His answer is simple: “It seemed like a good idea at the time.” I hope this won’t be the case when we look back at the aftermath of Super Rugby’s failed 18- team format 10 years from now.
First we had the Cheetahs and Southern Kings cut from the new 15-team format and rushed into an expansion of the Northern Hemisphere’s Pro12, which we’ll get to, and now the financial backer of the other unlucky team to get the snip, the Western Force, are planning to start their own league nogal.
The sun had hardly set on the Perth-based franchise losing their court appeal against their chop yesterday and mining magnate Twiggy Forrest announces to the world that he is planning a rebel league in the Indo-Pacific region involving six teams that will commence “as soon as possible”. “If we go into the Indo-Pacific region, that’s where the world’s economic growth is, that’s where the world’s population is and that’s where the game of rugby will be very powerful and centred from Western Australia,” Forrest proclaimed.
One minute the man wants to throw $40 million at the Aussie rugby bosses for keeping the Force in Super Rugby, and the next he plans a cunning coup via rugby backwaters. Doesn’t make sense. Let’s say his millions somehow managed to keep the Force in Super Rugby, would he have cared one bit about the Indo-Pacific region? My guess is no.

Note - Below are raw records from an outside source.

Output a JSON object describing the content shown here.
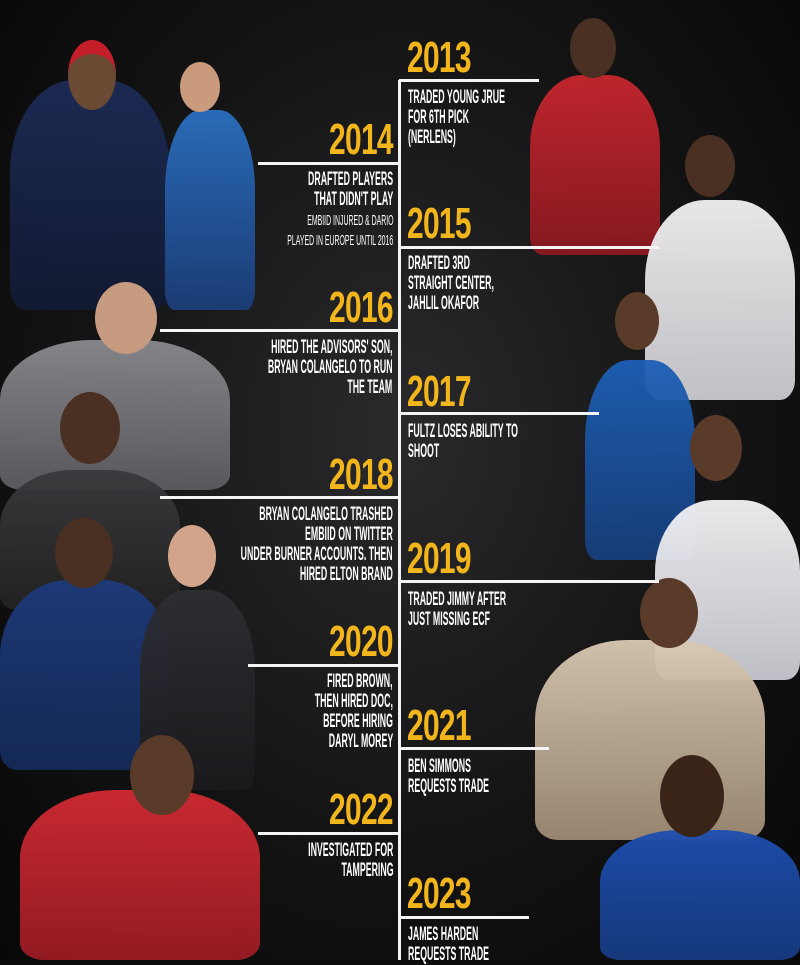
{
  "accent_color": "#f2b61c",
  "line_color": "#f4f4f4",
  "timeline": [
    {
      "year": "2013",
      "lines": [
        "Traded young Jrue",
        "for 6th pick",
        "(Nerlens)"
      ]
    },
    {
      "year": "2014",
      "lines": [
        "Drafted players",
        "that didn't play"
      ],
      "sub": [
        "Embiid injured & Dario",
        "played in Europe until 2016"
      ]
    },
    {
      "year": "2015",
      "lines": [
        "Drafted 3rd",
        "straight center,",
        "Jahlil Okafor"
      ]
    },
    {
      "year": "2016",
      "lines": [
        "Hired the advisors' son,",
        "Bryan Colangelo to run",
        "the team"
      ]
    },
    {
      "year": "2017",
      "lines": [
        "Fultz loses ability to",
        "shoot"
      ]
    },
    {
      "year": "2018",
      "lines": [
        "Bryan Colangelo trashed",
        "Embiid on Twitter",
        "under burner accounts. Then",
        "hired Elton Brand"
      ]
    },
    {
      "year": "2019",
      "lines": [
        "Traded Jimmy after",
        "just missing ECF"
      ]
    },
    {
      "year": "2020",
      "lines": [
        "Fired Brown,",
        "then hired Doc,",
        "before hiring",
        "Daryl Morey"
      ]
    },
    {
      "year": "2021",
      "lines": [
        "Ben Simmons",
        "requests trade"
      ]
    },
    {
      "year": "2022",
      "lines": [
        "Investigated for",
        "tampering"
      ]
    },
    {
      "year": "2023",
      "lines": [
        "James Harden",
        "requests trade"
      ]
    }
  ]
}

And why the rush? One of the reasons Super Rugby’s 18-team format flopped is because of the rush to push a team like the Sunwolves, whose sparse planning and ill-fated structures not only cost them dearly, but the overall Super Rugby product as well. And please don’t tell me the billionaire thinks he can take over the rugby world by selling a second-grade series between the Force, Fiji, Tonga, Samoa and two other God-knows-who teams to the masses in Asia.
The biggest role players in Asia, India and China, are happy watching cricket and English Premier League respectively. Just this week the IPL’s television rights for the next five years were sold for a staggering $2.55 billion. And the EPL is growing by the minute across Asia.
I get the importance behind including teams from the region if you want to sell it to the area, but for those islands to lure back their best players from Europe and Australasia in order to beef up the teams – and the overall product – will take years of perseverance and probably a helluva lot more than $40 million. As for the path taken by the Force’s cross-Atlantic rivals the Cheetahs and Kings, I have my reservations too.
I remember one of the constant complaints coming out the constant expansion of the Super Rugby format was that it took forever to complete. These poor guys started playing Super Rugby in early February, went straight into six rounds of the Currie Cup and have ventured straight into the Pro14 on September 1 … which only finishes nine months later in May.
That doesn’t even seem like a good idea now, let alone with the luxury of hindsight.